2018-09-26 Thread Carsten Haitzler
On Tue, 25 Sep 2018 22:08:14 +0100 Bertrand Jacquin  said:

> On Mon, Sep 24, 2018 at 11:54:16AM +0100, Carsten Haitzler wrote:
> > On Sat, 22 Sep 2018 15:57:27 +0100 Bertrand Jacquin 
> > said:
> > 
> > > > > This is something I do not agree with. I have been kicking into pants
> > > > > for problems with the infra for _years_ when doing Jenkins. It has
> > > > > changed nothing and I moved over to cloud services to get the control
> > > > > and flexibility I needed.
> > > > 
> > > > This is a result of policy from Beber of giving pretty minimal VM's with
> > > > limited ram/disk with gentoo. We have the resources - they are just not
> > > > being assigned and being able to provision your own is far too complex
> > > > with what we have. If all you had to do was run some libvirt cmds to
> > > > spin up a new VM of whatever size/config you wanted , I think you'd be
> > > > fine.
> > > 
> > > Well, e5 clearly has not enough memory and CPU to support all the build
> > > ran by Jenkins, this is why we had to split the building instances from
> > 
> > That I just don't buy. I compile all of e, efl, terminology, rage on a
> > raspberry pi with 768m ram (256 partitioned off to gpu) and do parallel
> > builds... and can run a gui at the same time. e5 has 48gb of ram. last i
> > heard from stefan the vm's for building had maybe 2 or 4gb ram allocated to
> > them and limited disk space. correct me if i'm wrong - this may have been a
> > while ago.
> 
> Memory is not the issue here, CPU is. Each VM has 4GB or RAM, each build
> use -j6 and we can have up to 4 jenkins build at the same time, this on
> 3 different VM.
> 
> Read this a different way: having build and servers (web, git etc) is not
> achievable.

OH amount of CPU is indeed not "infinite". We have plenty of disk and RAM to go
around. The way I see it is "keep build jobs in the background and they take
however long they take". Developers should be able to run builds on their own
boxes far faster than the shared infra and all this kind of QA/CI should be
easily reproducible in a more minimal form on developer workstations. This
scales out the load. I have a feeling we're just trying to do too much in a
central service that SHOULD be being done by developers already as they
build/develop etc.

> > compared to a raspberry pi .. e5 runs rings around it so many times it's not
> > funny and an rpi can do this easily enough. yes - jenkins adds infra cost
> > itself, but a single vm for linux builds (with multiple chroots) would
> > consume very little resources
> 
> That is true, the VM overhead is not negligible. VM were the initial
> design and we stuck on this. I am far from being against that as I'm far
> from being against containers, finding the right time to work on this is
> a different matter.

Indeed VM's are not free. they cost a whole new OS instance in RAM etc. - thus
why I mention chroots for example. Containers add some more isolation but a
single "builder VM" with just chroots should do the trick for any Linux builds.

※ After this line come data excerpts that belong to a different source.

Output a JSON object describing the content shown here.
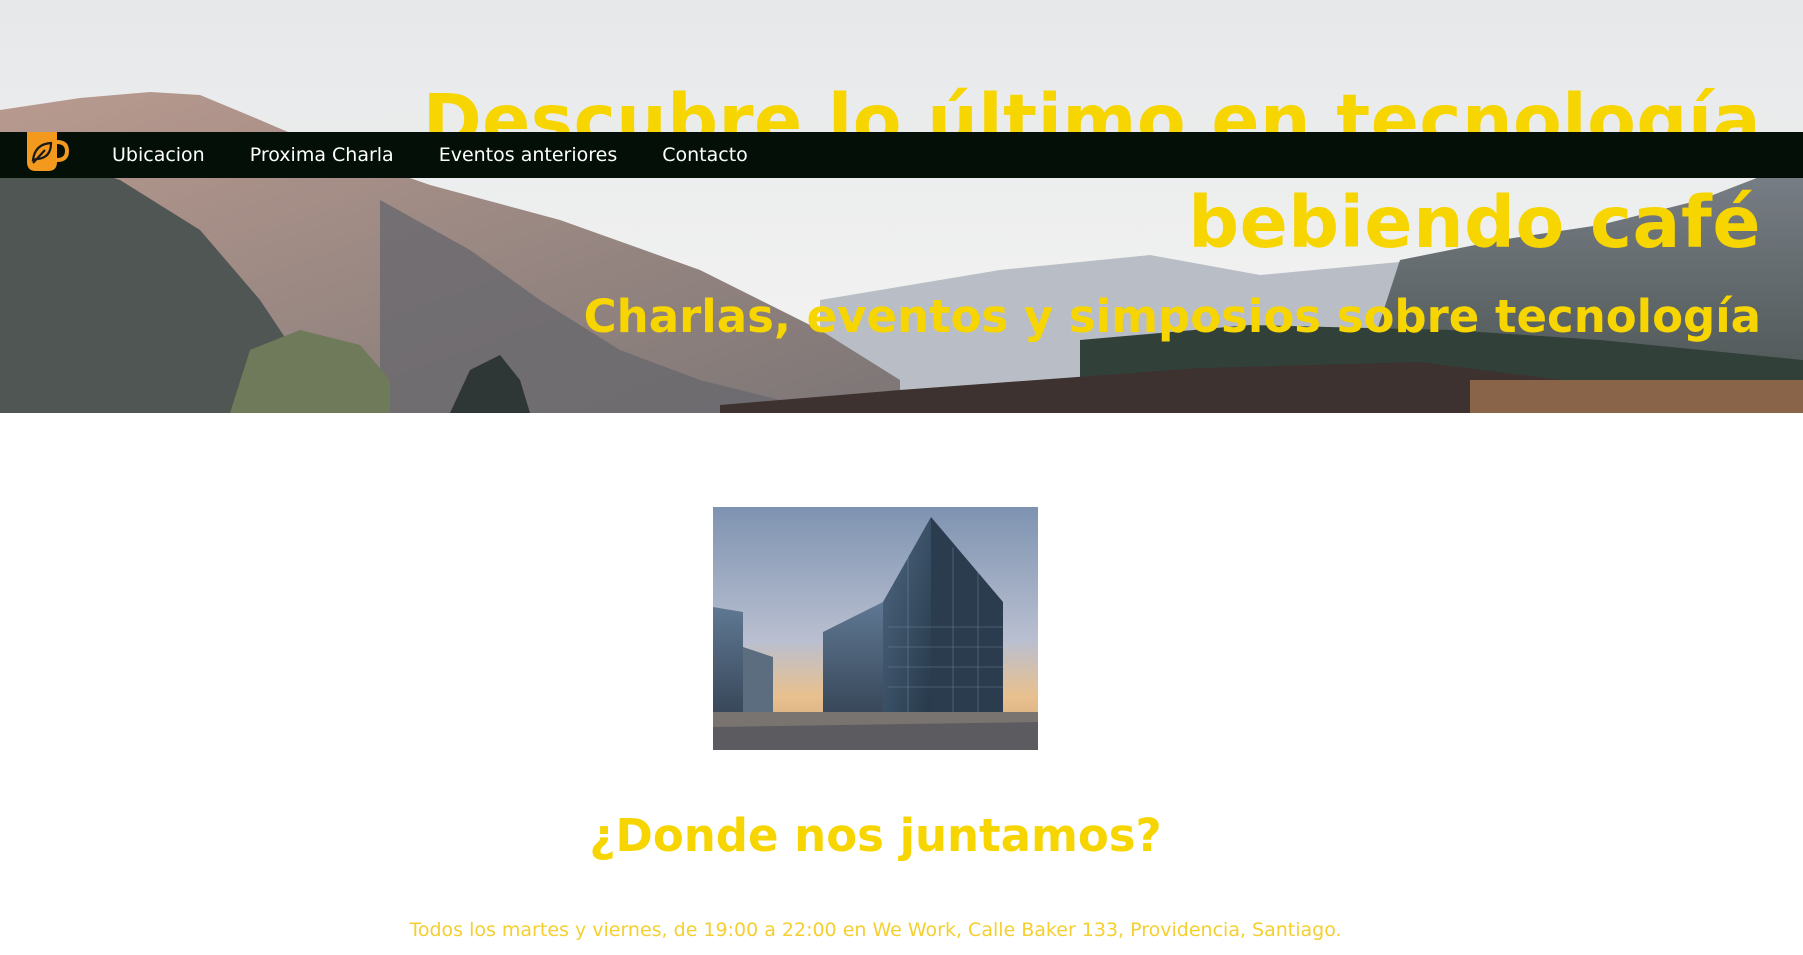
{
  "hero": {
    "title": "Descubre lo último en tecnología bebiendo café",
    "subtitle": "Charlas, eventos y simposios sobre tecnología",
    "background_image": "mountain-valley-photo"
  },
  "navbar": {
    "logo_icon": "coffee-mug-leaf-icon",
    "links": [
      "Ubicacion",
      "Proxima Charla",
      "Eventos anteriores",
      "Contacto"
    ]
  },
  "location_section": {
    "image": "glass-office-building-photo",
    "heading": "¿Donde nos juntamos?",
    "text": "Todos los martes y viernes, de 19:00 a 22:00 en We Work, Calle Baker 133, Providencia, Santiago."
  },
  "colors": {
    "accent_yellow": "#f7d500",
    "navbar_bg": "#030f07",
    "logo_orange": "#f39a1e"
  }
}
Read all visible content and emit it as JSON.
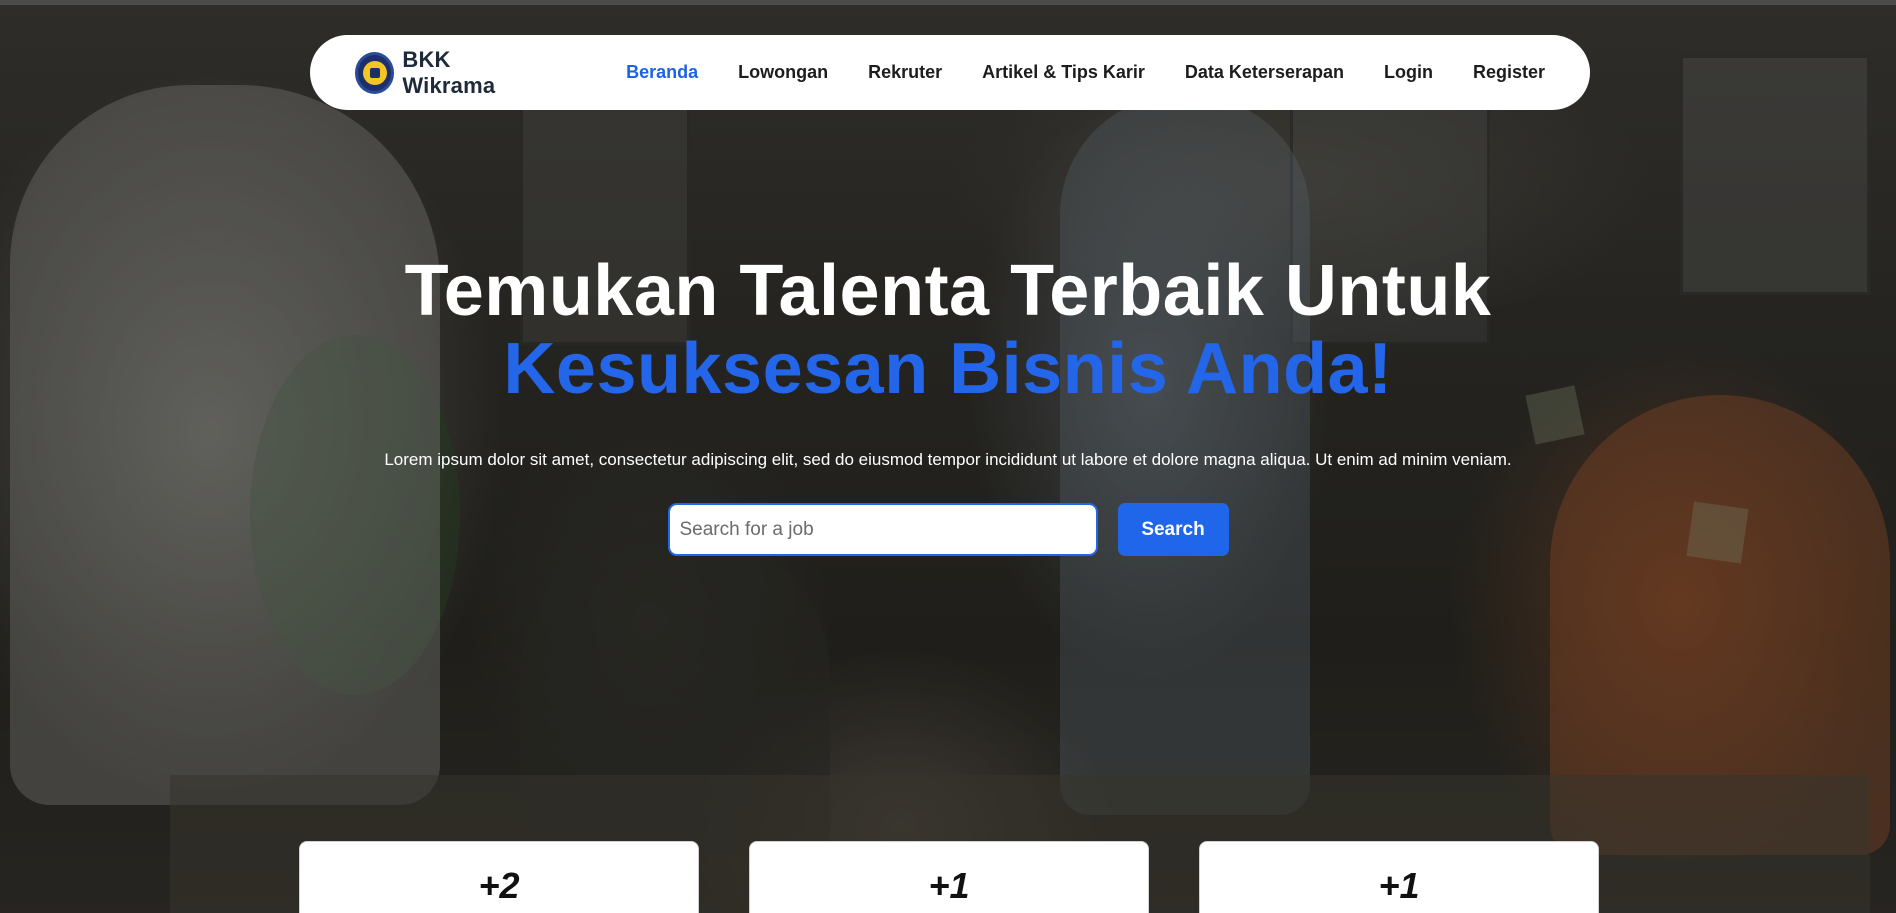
{
  "brand": {
    "name": "BKK Wikrama",
    "logo_icon": "school-emblem-icon",
    "colors": {
      "primary": "#1d62e6",
      "logo_navy": "#1c2f6b",
      "logo_gold": "#f3c623"
    }
  },
  "nav": {
    "items": [
      {
        "label": "Beranda",
        "active": true
      },
      {
        "label": "Lowongan",
        "active": false
      },
      {
        "label": "Rekruter",
        "active": false
      },
      {
        "label": "Artikel & Tips Karir",
        "active": false
      },
      {
        "label": "Data Keterserapan",
        "active": false
      },
      {
        "label": "Login",
        "active": false
      },
      {
        "label": "Register",
        "active": false
      }
    ]
  },
  "hero": {
    "title_line1": "Temukan Talenta Terbaik Untuk",
    "title_line2": "Kesuksesan Bisnis Anda!",
    "description": "Lorem ipsum dolor sit amet, consectetur adipiscing elit, sed do eiusmod tempor incididunt ut labore et dolore magna aliqua. Ut enim ad minim veniam.",
    "search": {
      "placeholder": "Search for a job",
      "value": "",
      "button_label": "Search"
    }
  },
  "stats": [
    {
      "value": "+2"
    },
    {
      "value": "+1"
    },
    {
      "value": "+1"
    }
  ]
}
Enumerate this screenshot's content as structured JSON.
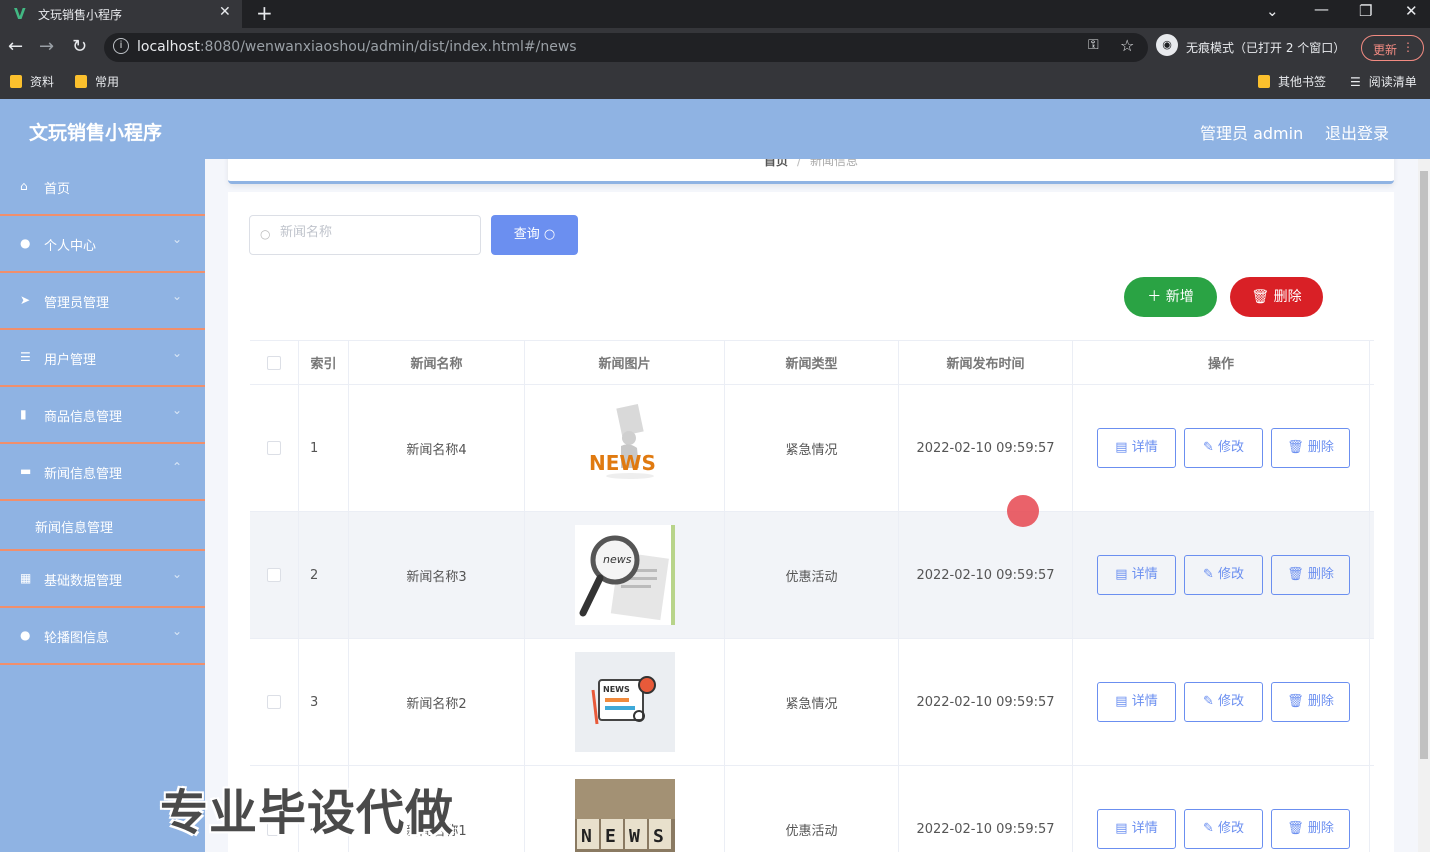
{
  "browser": {
    "tab_title": "文玩销售小程序",
    "url_host": "localhost",
    "url_path": ":8080/wenwanxiaoshou/admin/dist/index.html#/news",
    "incognito_label": "无痕模式（已打开 2 个窗口）",
    "update_label": "更新",
    "bookmarks": [
      "资料",
      "常用"
    ],
    "bookmarks_right": [
      "其他书签",
      "阅读清单"
    ]
  },
  "header": {
    "title": "文玩销售小程序",
    "admin_label": "管理员 admin",
    "logout_label": "退出登录"
  },
  "sidebar": {
    "items": [
      {
        "label": "首页",
        "icon": "home-icon"
      },
      {
        "label": "个人中心",
        "icon": "user-icon"
      },
      {
        "label": "管理员管理",
        "icon": "send-icon"
      },
      {
        "label": "用户管理",
        "icon": "list-icon"
      },
      {
        "label": "商品信息管理",
        "icon": "bar-chart-icon"
      },
      {
        "label": "新闻信息管理",
        "icon": "news-icon"
      },
      {
        "label": "基础数据管理",
        "icon": "grid-icon"
      },
      {
        "label": "轮播图信息",
        "icon": "user-icon"
      }
    ],
    "sub_item": "新闻信息管理"
  },
  "breadcrumb": {
    "home": "首页",
    "current": "新闻信息"
  },
  "search": {
    "placeholder": "新闻名称",
    "button": "查询"
  },
  "actions": {
    "add": "新增",
    "delete": "删除"
  },
  "table": {
    "columns": [
      "索引",
      "新闻名称",
      "新闻图片",
      "新闻类型",
      "新闻发布时间",
      "操作"
    ],
    "row_buttons": {
      "detail": "详情",
      "edit": "修改",
      "delete": "删除"
    },
    "rows": [
      {
        "index": "1",
        "name": "新闻名称4",
        "type": "紧急情况",
        "time": "2022-02-10 09:59:57",
        "image": "news-3d-figure"
      },
      {
        "index": "2",
        "name": "新闻名称3",
        "type": "优惠活动",
        "time": "2022-02-10 09:59:57",
        "image": "news-magnifier"
      },
      {
        "index": "3",
        "name": "新闻名称2",
        "type": "紧急情况",
        "time": "2022-02-10 09:59:57",
        "image": "news-flat-icon"
      },
      {
        "index": "4",
        "name": "新闻名称1",
        "type": "优惠活动",
        "time": "2022-02-10 09:59:57",
        "image": "news-blocks"
      }
    ]
  },
  "watermark": "专业毕设代做",
  "colors": {
    "header": "#8fb3e3",
    "accent": "#6b8ff0",
    "add": "#2aa344",
    "delete": "#d92026",
    "divider": "#f08f6c"
  }
}
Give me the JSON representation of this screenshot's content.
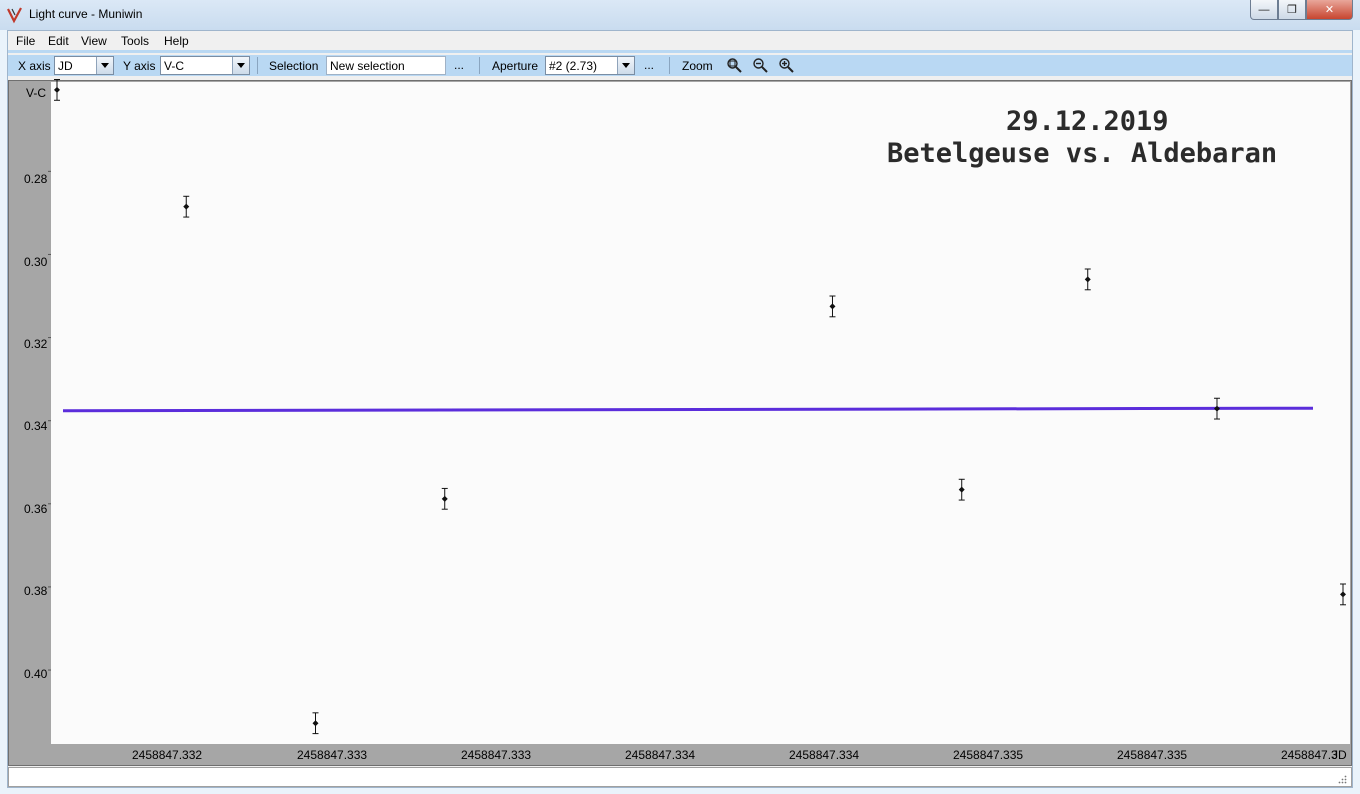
{
  "window": {
    "title": "Light curve - Muniwin",
    "controls": [
      "minimize-icon",
      "maximize-icon",
      "close-icon"
    ]
  },
  "menu": [
    "File",
    "Edit",
    "View",
    "Tools",
    "Help"
  ],
  "toolbar": {
    "x_axis_label": "X axis",
    "x_axis_value": "JD",
    "y_axis_label": "Y axis",
    "y_axis_value": "V-C",
    "selection_label": "Selection",
    "selection_value": "New selection",
    "selection_more": "...",
    "aperture_label": "Aperture",
    "aperture_value": "#2 (2.73)",
    "aperture_more": "...",
    "zoom_label": "Zoom",
    "zoom_icons": [
      "zoom-fit-icon",
      "zoom-out-icon",
      "zoom-in-icon"
    ]
  },
  "chart_data": {
    "type": "scatter",
    "ylabel": "V-C",
    "xlabel": "JD",
    "y_inverted": true,
    "ylim": [
      0.2585,
      0.4178
    ],
    "y_ticks": [
      "0.28",
      "0.30",
      "0.32",
      "0.34",
      "0.36",
      "0.38",
      "0.40"
    ],
    "x_ticks": [
      "2458847.332",
      "2458847.333",
      "2458847.333",
      "2458847.334",
      "2458847.334",
      "2458847.335",
      "2458847.335",
      "2458847.3"
    ],
    "annotation": [
      "29.12.2019",
      "Betelgeuse vs. Aldebaran"
    ],
    "points": [
      {
        "x": 2458847.33151,
        "y": 0.2604,
        "err": 0.0025
      },
      {
        "x": 2458847.33191,
        "y": 0.2885,
        "err": 0.0025
      },
      {
        "x": 2458847.33231,
        "y": 0.4128,
        "err": 0.0025
      },
      {
        "x": 2458847.33271,
        "y": 0.3588,
        "err": 0.0025
      },
      {
        "x": 2458847.33391,
        "y": 0.3125,
        "err": 0.0025
      },
      {
        "x": 2458847.33431,
        "y": 0.3566,
        "err": 0.0025
      },
      {
        "x": 2458847.3347,
        "y": 0.306,
        "err": 0.0025
      },
      {
        "x": 2458847.3351,
        "y": 0.3371,
        "err": 0.0025
      },
      {
        "x": 2458847.33549,
        "y": 0.3818,
        "err": 0.0025
      }
    ],
    "trend_line": {
      "color": "#5b2ddb",
      "y_start": 0.3376,
      "y_end": 0.337
    },
    "grid": false
  }
}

I'm trying to just point out that when you try and do "too much" you create
work and trouble for yourselves. If you try and behave like you have infinite
access to infrastructure then you will get into trouble. Behave like your infra
has limits and you use it sensibly and everything can work just fine.

I'm OK having infra that is not on e5/our hw that we can "live without". For
example - if someone wants to have build slaves scale out across
hosted/sponsored machines to get more builds done per day... that's fine. If
they go away we turn them off and just do fewer builds per day (like above).
THAT I'm OK with. IT allows a fairly painless degrade in service when that
happens. :)

> > as it would only need a single build controller and just
> > spawn off scripts per build that do the chroot fun.
> > 
> > sure - need a vm for bsd, and windows and other OS's that can't do the
> > chroot trick.
> > 
> > > the hosting instances. Even still, current ressources are too limited.
> > > You will not be able to have more than 10 instances running at the same
> > > time.
> > 
> > 10 build instances? if they are properly ionice'd and niced to be background
> > tasks vs www etc... i think we can,. they might take longer as the xeons are
> > old on the server, but they can do the task still. i regularly build efl/e
> > on hardware a tiny fraction of the power of e5.
> 
> We don't just instances for build, we have instances for web, mail, git,
> phab etc .. Which by the way were moved to e6 last year after the
> website was pretty much unsable and the disk issue we had, server that I'm
> still paying myself. This was meant to be a temporary solution, but I
> did not find the appropriate time to allocate on putting stuff back.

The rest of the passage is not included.